Oslo Delirium Research Group, Oslo University Hospital, Oslo, Norway.
Institute of Clinical Medicine, University of Oslo, Oslo, Norway.
J Alzheimers Dis. 2020;77(1):183-190. doi: 10.3233/JAD-200364.
Delirium is associated with dementia and thus biomarkers reflecting neurodegeneration are of interest. Fatty acid-binding protein 3 (FABP3) is a cytoplasmic neuronal protein that has been isolated from the brain. It is released following brain injury and concentrations in cerebrospinal fluid (CSF) are also higher in neurodegenerative disorders such as Alzheimer's disease (AD).
To examine the relationship between CSF FABP3 concentration and delirium in hip fracture patients compared to a group of cognitively normal controls.
CFS FABP3 concentration was measured in 128 hip fracture patients with (n = 71) and without (n = 57) delirium, and in cognitively unimpaired adults ≥64 years (n = 124) undergoing elective surgery.
CSF FABP3 (pg/ml) concentration (median (IQR)) was higher in hip-fracture patients compared to cognitively normal controls (5.7 (4.2-7.7) versus 4.5 (3.4-6.1), p < 0.001). There was a significant weak correlation between age and CSF FABP3 (ρ= 0.3, p < 0.001). After adjustment for age, the association between CSF FABP3 and hip-fracture was no longer statistically significant (β= 0.05, p = 0.5). There were no significant differences in CSF FABP3 concentration between hip fracture patients with (5.4 (4.1-8.2)) and without (5.8 (4.2-7.2)) delirium. CSF FABP3 concentration correlated positively with CSF AD biomarkers p-tau (ρ= 0.7, p < 0.01) and t-tau (ρ= 0.7, p < 0.01).

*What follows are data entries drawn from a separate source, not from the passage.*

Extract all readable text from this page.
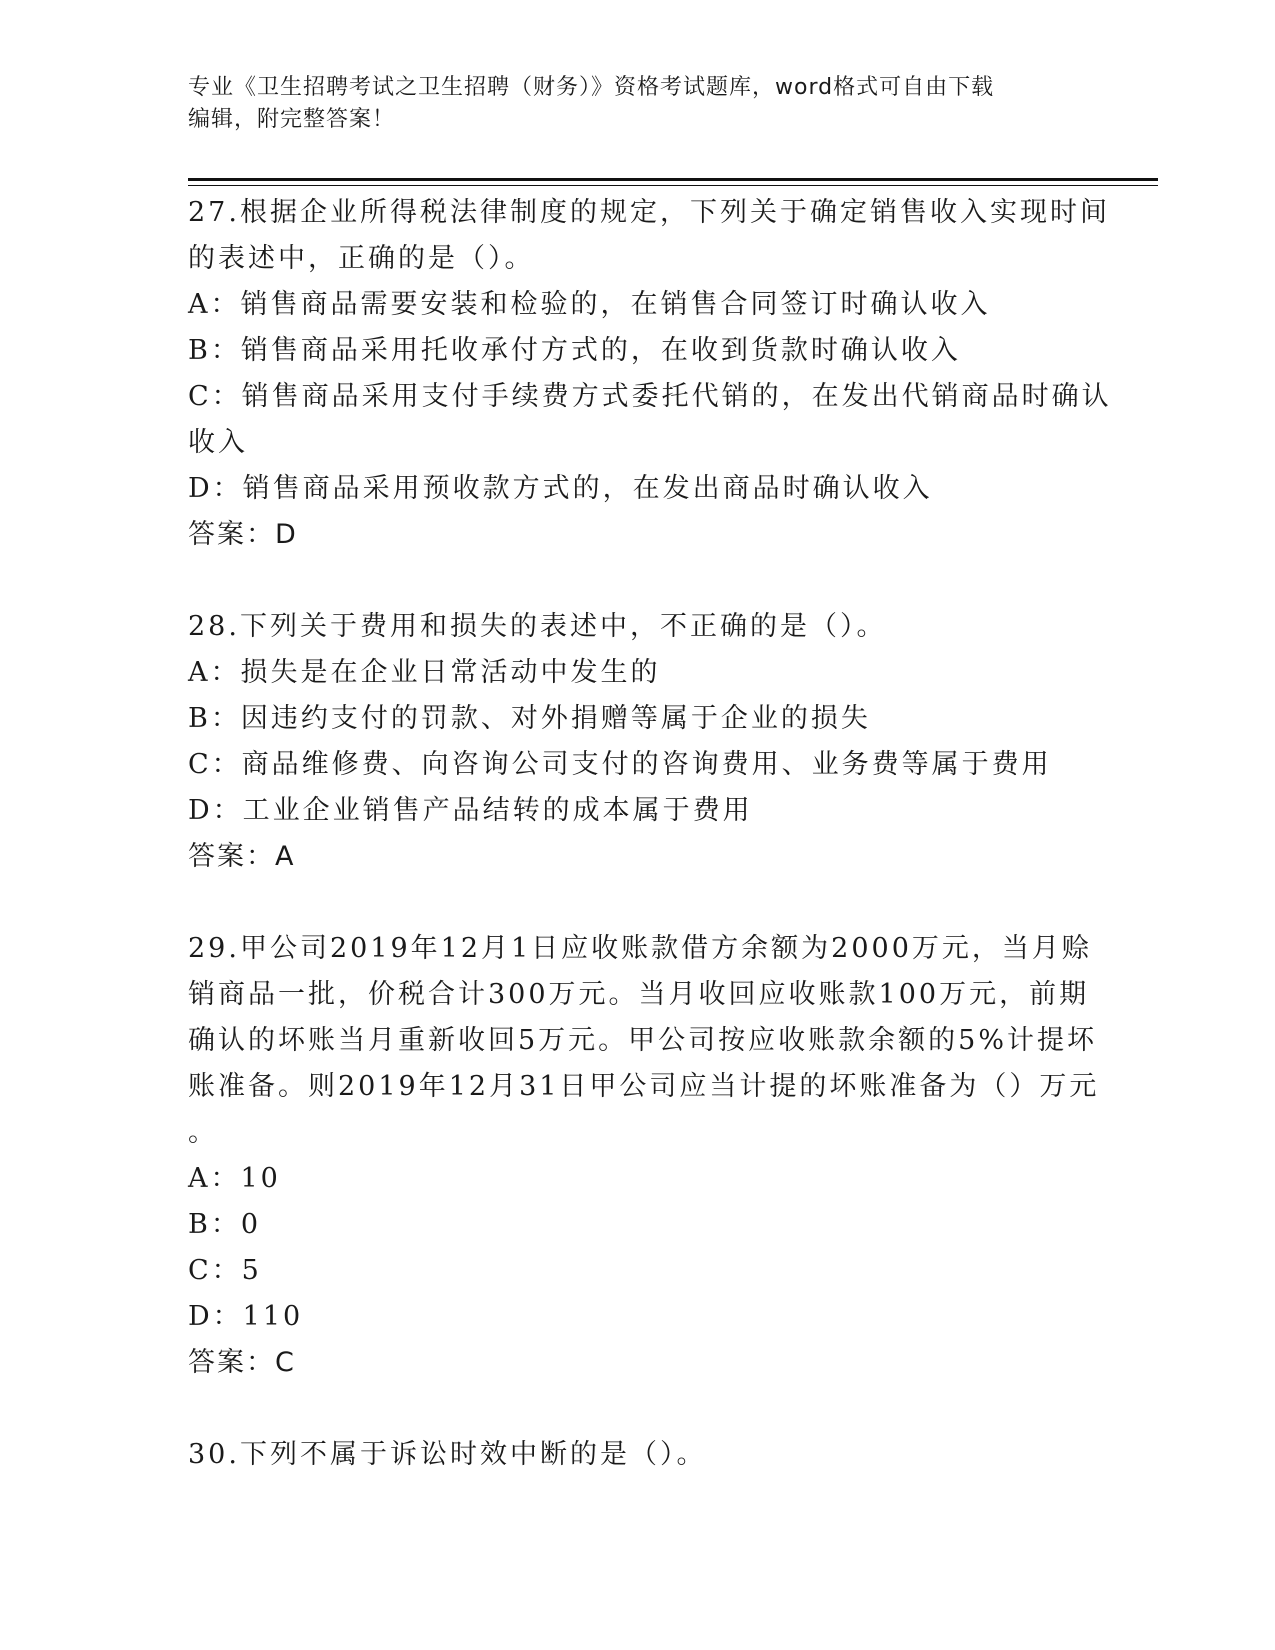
专业《卫生招聘考试之卫生招聘（财务）》资格考试题库，word格式可自由下载
编辑，附完整答案！
27.根据企业所得税法律制度的规定，下列关于确定销售收入实现时间
的表述中，正确的是（）。
A：销售商品需要安装和检验的，在销售合同签订时确认收入
B：销售商品采用托收承付方式的，在收到货款时确认收入
C：销售商品采用支付手续费方式委托代销的，在发出代销商品时确认
收入
D：销售商品采用预收款方式的，在发出商品时确认收入
答案：D
28.下列关于费用和损失的表述中，不正确的是（）。
A：损失是在企业日常活动中发生的
B：因违约支付的罚款、对外捐赠等属于企业的损失
C：商品维修费、向咨询公司支付的咨询费用、业务费等属于费用
D：工业企业销售产品结转的成本属于费用
答案：A
29.甲公司2019年12月1日应收账款借方余额为2000万元，当月赊
销商品一批，价税合计300万元。当月收回应收账款100万元，前期
确认的坏账当月重新收回5万元。甲公司按应收账款余额的5%计提坏
账准备。则2019年12月31日甲公司应当计提的坏账准备为（）万元
。
A：10
B：0
C：5
D：110
答案：C
30.下列不属于诉讼时效中断的是（）。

CSF FABP3 concentrations were higher in hip fracture patients compared with cognitively normal older adults, indicating ongoing age-related neurodegeneration in these patients. There were no differences of CSF FABP3 concentrations across delirium groups, suggesting that neuronal damage or degeneration reflected by FABP3 may not be directly linked to delirium pathophysiology.
谵妄与痴呆有关,因此反映神经退行性变的生物标志物很有意义。脂肪酸结合蛋白 3(FABP3)是一种细胞质神经元蛋白,已从大脑中分离出来。它在脑损伤后释放,在神经退行性疾病(如阿尔茨海默病(AD))中脑脊液(CSF)中的浓度也更高。
检查髋关节骨折患者与认知正常对照组相比,CSF FABP3 浓度与谵妄之间的关系。
测量了 128 例髋关节骨折患者(谵妄组 n=71,无谵妄组 n=57)和认知正常的成人(年龄≥64 岁,n=124)的 CSF FABP3 浓度。
与认知正常对照组相比,髋关节骨折患者的 CSF FABP3(pg/ml)浓度(中位数(IQR))更高(5.7(4.2-7.7)比 4.5(3.4-6.1),p<0.001)。年龄与 CSF FABP3 之间存在显著的弱相关性(ρ=0.3,p<0.001)。调整年龄后,CSF FABP3 与髋关节骨折之间的关联不再具有统计学意义(β=0.05,p=0.5)。髋关节骨折患者(5.4(4.1-8.2))和无谵妄患者(5.8(4.2-7.2))的 CSF FABP3 浓度无显著差异。CSF FABP3 浓度与 CSF AD 生物标志物 p-tau(ρ=0.7,p<0.01)和 t-tau(ρ=0.7,p<0.01)呈正相关。
与认知正常的老年成年人相比,髋关节骨折患者的 CSF FABP3 浓度更高,表明这些患者存在与年龄相关的神经退行性变。谵妄组的 CSF FABP3 浓度无差异,表明 FABP3 反映的神经元损伤或变性可能与谵妄病理生理学无直接关系。